Elektrycznych samochodów już nie da się zatrzymać - Tesla z nowym rekordem
Kto wątpił w kondycję Tesli, dostał teraz wymowną odpowiedź w postaci rekordowego pod względem sprzedaży kwartału. Wciąż pozostaje jednak pytanie, jak Elon Musk zamierza zrealizować swój plan na 2018 rok.
Ostatni kwartał amerykańska firma może uznać za zdecydowanie udany. Rosnące zainteresowanie Modelem S i Modelem X, a także brak przestojów w produkcji sprawiły, że do klientów trafiło 25 tys. egzemplarzy tych samochodów. Z tej sumy 13 450 sztuk stanowiła "S-ka", natomiast pozostałe 11 550 - X.
Wyniki mogłyby być nawet lepsze, gdyby Tesla zliczała modele sprzedane.
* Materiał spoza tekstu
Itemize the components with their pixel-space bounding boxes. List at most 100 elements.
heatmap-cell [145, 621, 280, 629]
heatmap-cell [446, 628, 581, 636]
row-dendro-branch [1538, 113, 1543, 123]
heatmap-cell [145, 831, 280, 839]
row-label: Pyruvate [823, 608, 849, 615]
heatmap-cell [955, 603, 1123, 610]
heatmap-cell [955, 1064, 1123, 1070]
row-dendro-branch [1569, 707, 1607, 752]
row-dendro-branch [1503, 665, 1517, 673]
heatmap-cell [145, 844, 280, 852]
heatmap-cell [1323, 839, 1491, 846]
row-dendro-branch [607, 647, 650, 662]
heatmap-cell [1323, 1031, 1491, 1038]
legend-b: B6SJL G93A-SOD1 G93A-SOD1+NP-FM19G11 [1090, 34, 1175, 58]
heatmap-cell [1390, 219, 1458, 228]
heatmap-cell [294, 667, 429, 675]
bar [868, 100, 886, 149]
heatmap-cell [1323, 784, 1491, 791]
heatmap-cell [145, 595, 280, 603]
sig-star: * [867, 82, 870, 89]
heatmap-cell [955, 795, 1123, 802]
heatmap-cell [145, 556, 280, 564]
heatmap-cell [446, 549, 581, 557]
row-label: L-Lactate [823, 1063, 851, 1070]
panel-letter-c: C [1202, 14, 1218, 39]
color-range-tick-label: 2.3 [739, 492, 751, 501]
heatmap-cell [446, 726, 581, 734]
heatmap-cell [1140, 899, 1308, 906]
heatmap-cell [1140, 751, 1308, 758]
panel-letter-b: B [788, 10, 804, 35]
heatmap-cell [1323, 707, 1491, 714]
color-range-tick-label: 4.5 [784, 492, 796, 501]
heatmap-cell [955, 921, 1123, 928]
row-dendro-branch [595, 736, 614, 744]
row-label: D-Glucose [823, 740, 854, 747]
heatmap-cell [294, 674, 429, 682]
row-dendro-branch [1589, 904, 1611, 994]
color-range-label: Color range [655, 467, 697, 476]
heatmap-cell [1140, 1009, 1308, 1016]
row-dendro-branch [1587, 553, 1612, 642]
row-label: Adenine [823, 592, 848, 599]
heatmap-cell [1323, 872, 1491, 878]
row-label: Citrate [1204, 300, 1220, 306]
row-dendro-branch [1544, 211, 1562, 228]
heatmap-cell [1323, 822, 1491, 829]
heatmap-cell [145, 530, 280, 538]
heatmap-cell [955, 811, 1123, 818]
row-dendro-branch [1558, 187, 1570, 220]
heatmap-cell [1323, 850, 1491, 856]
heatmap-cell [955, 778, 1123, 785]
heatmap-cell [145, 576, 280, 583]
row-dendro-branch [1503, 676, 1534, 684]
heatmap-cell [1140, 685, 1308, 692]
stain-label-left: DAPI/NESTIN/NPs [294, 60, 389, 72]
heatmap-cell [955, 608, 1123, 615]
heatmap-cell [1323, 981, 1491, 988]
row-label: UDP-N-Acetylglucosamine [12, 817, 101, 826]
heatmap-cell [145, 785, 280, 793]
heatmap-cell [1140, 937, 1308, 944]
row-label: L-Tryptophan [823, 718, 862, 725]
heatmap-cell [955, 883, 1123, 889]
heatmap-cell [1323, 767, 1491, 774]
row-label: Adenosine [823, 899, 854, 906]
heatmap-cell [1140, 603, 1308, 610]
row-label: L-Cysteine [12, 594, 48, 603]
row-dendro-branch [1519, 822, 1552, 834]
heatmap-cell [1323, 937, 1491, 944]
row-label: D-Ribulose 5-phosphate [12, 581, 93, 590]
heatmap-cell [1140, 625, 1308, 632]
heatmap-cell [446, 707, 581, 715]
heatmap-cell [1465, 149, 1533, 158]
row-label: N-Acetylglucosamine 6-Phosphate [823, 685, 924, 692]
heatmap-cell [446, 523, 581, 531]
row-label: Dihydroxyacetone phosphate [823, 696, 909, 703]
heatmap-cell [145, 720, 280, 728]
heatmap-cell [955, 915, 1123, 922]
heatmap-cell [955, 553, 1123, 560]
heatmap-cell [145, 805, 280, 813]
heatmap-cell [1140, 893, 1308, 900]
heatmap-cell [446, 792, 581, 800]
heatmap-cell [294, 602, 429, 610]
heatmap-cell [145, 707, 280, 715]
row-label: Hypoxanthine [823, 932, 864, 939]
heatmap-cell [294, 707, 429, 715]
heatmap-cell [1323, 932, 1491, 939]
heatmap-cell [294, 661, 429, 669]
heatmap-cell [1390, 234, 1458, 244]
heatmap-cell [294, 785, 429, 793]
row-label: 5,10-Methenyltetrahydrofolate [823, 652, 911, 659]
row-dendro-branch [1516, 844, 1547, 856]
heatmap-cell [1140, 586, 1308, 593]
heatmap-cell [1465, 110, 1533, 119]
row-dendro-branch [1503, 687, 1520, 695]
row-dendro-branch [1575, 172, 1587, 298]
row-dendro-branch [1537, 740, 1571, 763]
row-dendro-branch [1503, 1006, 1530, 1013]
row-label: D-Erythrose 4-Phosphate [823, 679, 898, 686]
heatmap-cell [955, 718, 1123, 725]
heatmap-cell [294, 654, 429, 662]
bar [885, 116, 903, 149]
Firma jednak w swoich wynikach uwzględnia egzemplarze dostarczone do klienta, przez co około 4650 samochodów, które znajdują się w transporcie do użytkowników, nie zostało włączone do podsumowania. Trafią do niego dopiero w przyszłym kwartale.
Wzrosty? I to jakie.
W porównaniu z analogicznym kwartałem roku temu, sprzedaż (a właściwie dostawy do klientów) wzrosła o 69 proc. Imponujące, aczkolwiek trzeba przy wzrostach pamiętać, że mówimy o producencie, który sprzedaje względnie niewiele egzemplarzy swoich produktów.
Jeszcze lepiej wynik ten wygląda na tle rezultatu sprzed dwóch lat. W pierwszym kwartale 2015 roku Tesla sprzedała... około 10 tys. samochodów.
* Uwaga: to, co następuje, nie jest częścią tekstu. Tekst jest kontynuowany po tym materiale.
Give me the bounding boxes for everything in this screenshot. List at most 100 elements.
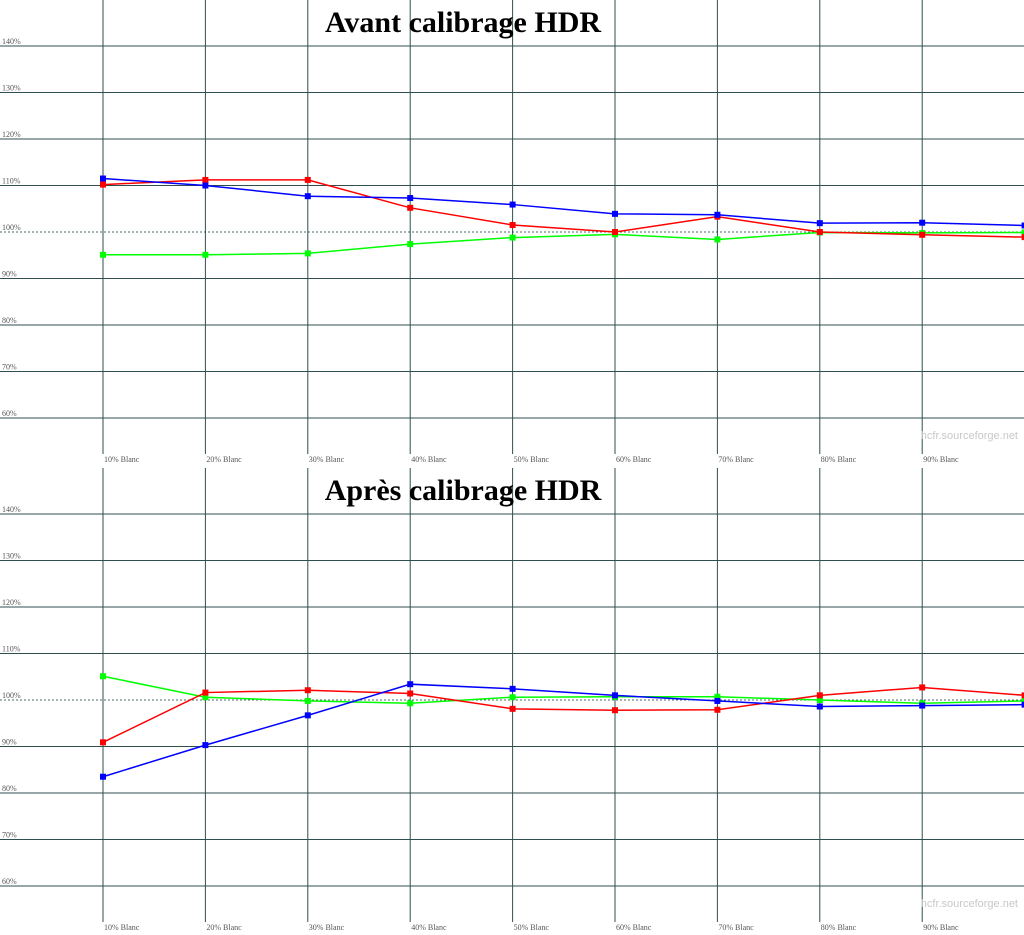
x-tick-label: 60% Blanc [616, 923, 652, 932]
y-tick-label: 120% [2, 598, 21, 607]
data-point [304, 250, 311, 257]
data-point [1021, 692, 1024, 699]
data-point [714, 693, 721, 700]
x-tick-label: 70% Blanc [718, 923, 754, 932]
y-tick-label: 100% [2, 223, 21, 232]
x-tick-label: 70% Blanc [718, 455, 754, 464]
y-tick-label: 60% [2, 409, 17, 418]
data-point [202, 176, 209, 183]
data-point [407, 700, 414, 707]
data-point [612, 210, 618, 217]
y-tick-label: 110% [2, 645, 21, 654]
x-tick-label: 40% Blanc [411, 455, 447, 464]
data-point [202, 689, 209, 696]
y-tick-label: 130% [2, 552, 21, 561]
chart-before-svg: 60% 70% 80% 90% 100% 110% 120% 130% 140% 10% Blan… [0, 0, 1024, 464]
x-tick-label: 30% Blanc [309, 455, 345, 464]
data-point [100, 773, 106, 780]
x-tick-label: 20% Blanc [206, 455, 242, 464]
data-point [612, 707, 618, 714]
x-tick-label: 20% Blanc [206, 923, 242, 932]
data-point [816, 703, 823, 710]
data-point [714, 697, 721, 704]
data-point [919, 231, 926, 238]
x-tick-label: 80% Blanc [821, 923, 857, 932]
data-point [919, 684, 926, 691]
data-point [509, 201, 516, 208]
y-tick-label: 90% [2, 270, 17, 279]
data-point [816, 697, 823, 703]
data-point [202, 182, 209, 189]
chart-title-before: Avant calibrage HDR [324, 6, 602, 39]
data-point [1021, 697, 1024, 704]
data-point [407, 690, 414, 697]
data-point [509, 685, 516, 692]
series-line [102, 686, 1024, 743]
data-point [919, 219, 926, 226]
y-tick-label: 60% [2, 877, 17, 886]
data-point [1021, 701, 1024, 708]
data-point [1021, 222, 1024, 229]
data-point [202, 694, 209, 701]
data-point [1021, 229, 1024, 236]
series-line [102, 177, 1024, 227]
x-tick-label: 10% Blanc [104, 923, 140, 932]
data-point [304, 697, 311, 704]
x-tick-label: 90% Blanc [923, 455, 959, 464]
data-point [202, 251, 209, 258]
data-point [304, 687, 311, 694]
data-point [100, 251, 106, 258]
data-point [714, 706, 721, 713]
x-tick-label: 90% Blanc [923, 923, 959, 932]
x-tick-label: 50% Blanc [514, 455, 550, 464]
watermark-text: hcfr.sourceforge.net [921, 430, 1018, 442]
data-point [202, 742, 209, 749]
x-tick-label: 40% Blanc [411, 923, 447, 932]
data-point [919, 702, 926, 709]
series-line [102, 683, 1024, 778]
data-point [714, 236, 721, 243]
chart-after-svg: 60% 70% 80% 90% 100% 110% 120% 130% 140% 10% Blan… [0, 468, 1024, 932]
data-point [304, 193, 311, 200]
x-tick-label: 10% Blanc [104, 455, 140, 464]
y-tick-label: 100% [2, 691, 21, 700]
data-point [816, 220, 823, 227]
data-point [509, 705, 516, 712]
series-line [102, 675, 1024, 705]
y-tick-label: 80% [2, 316, 17, 325]
data-point [509, 222, 516, 229]
y-tick-label: 140% [2, 505, 21, 514]
y-tick-label: 70% [2, 363, 17, 372]
data-point [304, 176, 311, 183]
data-point [407, 204, 414, 211]
data-point [407, 195, 414, 202]
data-point [509, 234, 516, 241]
data-point [816, 229, 823, 235]
x-tick-label: 80% Blanc [821, 455, 857, 464]
y-tick-label: 140% [2, 37, 21, 46]
data-point [816, 692, 823, 699]
data-point [100, 175, 106, 182]
data-point [407, 241, 414, 248]
series-line [102, 179, 1024, 238]
chart-before-calibration: 60% 70% 80% 90% 100% 110% 120% 130% 140% 10% Blan… [0, 0, 1024, 467]
data-point [407, 681, 414, 688]
data-point [612, 692, 618, 699]
series-line [103, 231, 1024, 256]
x-tick-label: 60% Blanc [616, 455, 652, 464]
data-point [100, 673, 106, 680]
data-point [100, 739, 106, 746]
x-tick-label: 30% Blanc [309, 923, 345, 932]
watermark-text: hcfr.sourceforge.net [921, 898, 1018, 910]
data-point [509, 694, 516, 701]
y-tick-label: 130% [2, 84, 21, 93]
chart-after-calibration: 60% 70% 80% 90% 100% 110% 120% 130% 140% 10% Blan… [0, 468, 1024, 935]
y-tick-label: 110% [2, 177, 21, 186]
y-tick-label: 90% [2, 738, 17, 747]
x-tick-label: 50% Blanc [514, 923, 550, 932]
chart-title-after: Après calibrage HDR [324, 474, 602, 507]
data-point [304, 712, 311, 719]
y-tick-label: 80% [2, 784, 17, 793]
y-tick-label: 70% [2, 831, 17, 840]
data-point [612, 229, 618, 235]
Zestawiając najnowszy wynik z poprzednim rekordem aż tak wielkiej przepaści już nie ma. W trzecim kwartale zeszłego roku do zamawiających trafiło bowiem 24 821 sztuk Tesli.
Z perspektywy amerykańskiej firmy bez wątpienia może jednak cieszyć rosnące zainteresowanie młodszym modelem X, na który z kwartału na kwartał dociera do firmy coraz więcej zamówień. A firma, w przeciwieństwie do poprzednich kwartałów, nie ma problemów z jego produkcją.
50 000 w pół roku, 500 000 za rok?
Plan na najbliższe półrocze - 50 tys. egzemplarzy - wydaje się być więc całkiem realny. Ponad połowa (wliczając auta będące już w transporcie do klienta) została bowiem zrealizowana.
Pozostaje jednak kluczowe pytanie: co z obiecywanym na 2018 rok wynikiem? Przypomnijmy, że Elon Musk celował w tym właśnie roku na sprzedaż na poziomie... 500 000 egzemplarzy rocznie.
A to oznacza, że - przyjmując, że rekordowo wysoka sprzedaż aktualnie dostępnych modeli utrzyma się przez cały 2017 - Tesla w ciągu roku zwiększy produkcję (i sprzedaż) o 400 tys. sztuk. Aczkolwiek...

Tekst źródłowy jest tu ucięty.